Linley continued to grind against him, only this time she did it because her body could do nothing else. To writhe on top of him seemed to be its only function. She marveled at the attention he paid to her bosom. What would he want with those little breasts that, up until that night, had been nothing but a disappointment to her?

And then she felt it—something growing hard between his hips and hers. She pulled away from him, shocked at the intrusion. And then she realized what it was.

“Oh!” she gasped, partly embarrassed and partly intrigued.

Patrick moved his hand to cover his erection. “I—I’m sorry.”

She jumped up, dusting off the knees of her skirt. For some reason, she could not help but laugh. Patrick wanted to make love to her! She knew it, and now he could not deny it!

Patrick rose to his feet. His erection subsided, and he felt he could face her now that it was gone. “Linley,” he said, turning her around to face him. “Linley, stop laughing.”

She pursed her lips together to fight off another fit of giggles. “You’re blushing!”

Patrick’s face was indeed hot. “You’ve embarrassed me.”

“I’m sorry,” Linley said, composing herself.

“No, I am sorry. That should never have happened.” He shifted from one foot to another. “I hope I haven’t shocked you.”

She smiled at him. “Honestly, I’m a little flattered.”


Linley took a step forward, sliding her arm around his waist. “I had no idea I had that sort of effect on you.”

“It has been longer than usual since I held a woman. Naturally, I would be a little…overeager.”

She kept smiling, refusing to be dismissed. “Oh, so you are blaming it on your celibacy, and not at all on my feminine powers of seduction?”

Patrick pulled her hand away from his waist. “I’m not going to stand here and stoke your vanity. I’ve already apologized, and I think we should leave it at that.”


Patrick awoke to rain. Not the driving, relentless downpour he experienced in the jungle, but a steady, misting drizzle. As he listened to it spatter against the roof of his tent, he lay there and thought of the night before.

How could he let himself get so carried away? He hadn’t acted like that over a woman’s touch since university.

Well, not quite university, but not long after.

He had been too serious of a youth to trouble with women while at Oxford. Young Patrick preferred to pour over books rather than chase girls, unlike almost all of his schoolmates. Even after he returned to Kyre, his life was too busy for pleasurable pursuits. He had an estate to run, a sister to raise, hundreds of tenants to look after, and somehow between all that, he was expected to find time for politics.

By twenty-one, he was exhausted. He was also lonely. His friends knew he needed a woman, but did not think he needed a true companion. After all, he was young, relatively handsome, and held one of the most respected titles in all of Britain. Why would he want to commit himself to one woman when he could have his pick of the most beautiful ladies in the world?
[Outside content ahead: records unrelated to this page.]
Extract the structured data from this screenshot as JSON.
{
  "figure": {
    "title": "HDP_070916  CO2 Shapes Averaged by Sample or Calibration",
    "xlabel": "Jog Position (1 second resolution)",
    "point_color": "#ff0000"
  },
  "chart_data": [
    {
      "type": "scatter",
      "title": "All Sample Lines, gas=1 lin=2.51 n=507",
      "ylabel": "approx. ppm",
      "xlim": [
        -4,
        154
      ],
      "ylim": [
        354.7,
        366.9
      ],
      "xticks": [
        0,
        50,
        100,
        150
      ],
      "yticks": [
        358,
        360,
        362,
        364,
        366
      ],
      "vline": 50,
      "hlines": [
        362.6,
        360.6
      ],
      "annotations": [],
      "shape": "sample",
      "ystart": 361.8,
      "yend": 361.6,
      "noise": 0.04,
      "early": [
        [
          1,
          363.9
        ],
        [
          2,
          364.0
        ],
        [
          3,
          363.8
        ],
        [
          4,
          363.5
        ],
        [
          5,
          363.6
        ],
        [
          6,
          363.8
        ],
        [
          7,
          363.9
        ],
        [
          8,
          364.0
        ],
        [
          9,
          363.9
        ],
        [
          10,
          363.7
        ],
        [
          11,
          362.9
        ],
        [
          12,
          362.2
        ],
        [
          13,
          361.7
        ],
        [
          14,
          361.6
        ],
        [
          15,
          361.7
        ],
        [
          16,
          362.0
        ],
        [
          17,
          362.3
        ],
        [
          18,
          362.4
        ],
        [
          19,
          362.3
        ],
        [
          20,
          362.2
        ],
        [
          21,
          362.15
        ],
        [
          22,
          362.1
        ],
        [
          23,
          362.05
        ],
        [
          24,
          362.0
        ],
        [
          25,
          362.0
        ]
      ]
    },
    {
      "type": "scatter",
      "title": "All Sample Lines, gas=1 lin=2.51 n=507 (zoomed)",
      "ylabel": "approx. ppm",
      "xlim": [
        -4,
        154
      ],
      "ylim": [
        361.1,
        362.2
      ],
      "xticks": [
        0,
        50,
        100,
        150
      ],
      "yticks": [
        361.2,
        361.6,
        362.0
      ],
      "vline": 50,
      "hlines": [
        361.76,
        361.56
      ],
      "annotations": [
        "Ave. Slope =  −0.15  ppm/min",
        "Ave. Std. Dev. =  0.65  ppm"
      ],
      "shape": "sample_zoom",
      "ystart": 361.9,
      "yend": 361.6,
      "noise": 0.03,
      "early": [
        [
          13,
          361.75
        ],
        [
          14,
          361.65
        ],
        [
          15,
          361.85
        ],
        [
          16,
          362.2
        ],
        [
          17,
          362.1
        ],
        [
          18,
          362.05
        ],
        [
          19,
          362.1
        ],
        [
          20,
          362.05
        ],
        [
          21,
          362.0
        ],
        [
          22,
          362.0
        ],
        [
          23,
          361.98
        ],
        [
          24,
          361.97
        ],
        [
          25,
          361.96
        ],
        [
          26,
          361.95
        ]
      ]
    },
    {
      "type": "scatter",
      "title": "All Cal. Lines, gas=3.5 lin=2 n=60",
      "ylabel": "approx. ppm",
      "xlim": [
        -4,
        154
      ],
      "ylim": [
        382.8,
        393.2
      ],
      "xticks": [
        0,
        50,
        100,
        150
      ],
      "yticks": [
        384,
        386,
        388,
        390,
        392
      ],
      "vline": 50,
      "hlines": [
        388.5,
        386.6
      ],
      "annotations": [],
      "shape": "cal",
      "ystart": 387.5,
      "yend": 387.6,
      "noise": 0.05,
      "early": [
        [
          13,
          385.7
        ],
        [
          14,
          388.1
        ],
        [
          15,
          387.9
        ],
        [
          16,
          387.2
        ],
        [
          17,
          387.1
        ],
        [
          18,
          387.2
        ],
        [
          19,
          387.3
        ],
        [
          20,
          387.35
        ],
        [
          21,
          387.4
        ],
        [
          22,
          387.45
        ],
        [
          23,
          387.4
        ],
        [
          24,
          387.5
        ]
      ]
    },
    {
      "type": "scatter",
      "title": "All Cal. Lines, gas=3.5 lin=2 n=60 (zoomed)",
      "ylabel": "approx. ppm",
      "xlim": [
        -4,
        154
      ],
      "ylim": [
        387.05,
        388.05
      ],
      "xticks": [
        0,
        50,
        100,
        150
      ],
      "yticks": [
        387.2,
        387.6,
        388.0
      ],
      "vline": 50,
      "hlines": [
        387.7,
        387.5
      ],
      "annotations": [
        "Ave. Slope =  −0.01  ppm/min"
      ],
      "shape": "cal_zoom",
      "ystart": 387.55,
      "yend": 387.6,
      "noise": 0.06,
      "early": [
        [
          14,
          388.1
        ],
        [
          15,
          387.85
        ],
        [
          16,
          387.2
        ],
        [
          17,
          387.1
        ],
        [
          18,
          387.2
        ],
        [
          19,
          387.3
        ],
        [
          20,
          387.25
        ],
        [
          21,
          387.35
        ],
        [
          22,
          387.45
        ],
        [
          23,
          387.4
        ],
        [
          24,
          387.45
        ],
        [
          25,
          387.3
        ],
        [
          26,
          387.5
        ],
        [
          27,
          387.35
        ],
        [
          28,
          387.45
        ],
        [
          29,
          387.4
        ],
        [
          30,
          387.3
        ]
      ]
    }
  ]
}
But Patrick would have none of them. He knew what those women were after—his title, or perhaps the hopes of snaring him with an illegitimate child or two. None of which benefitted him at all, yet his friends could not understand that.

He smirked up at the canvas tent roof. Most of them understood now. Almost all his friends had sacrificed their titles to women they reluctantly call their wives. Some kept secret families hidden away, the greedy mothers looking for cheques every few weeks, threatening to show up on their doorstep if the money didn’t arrive on time.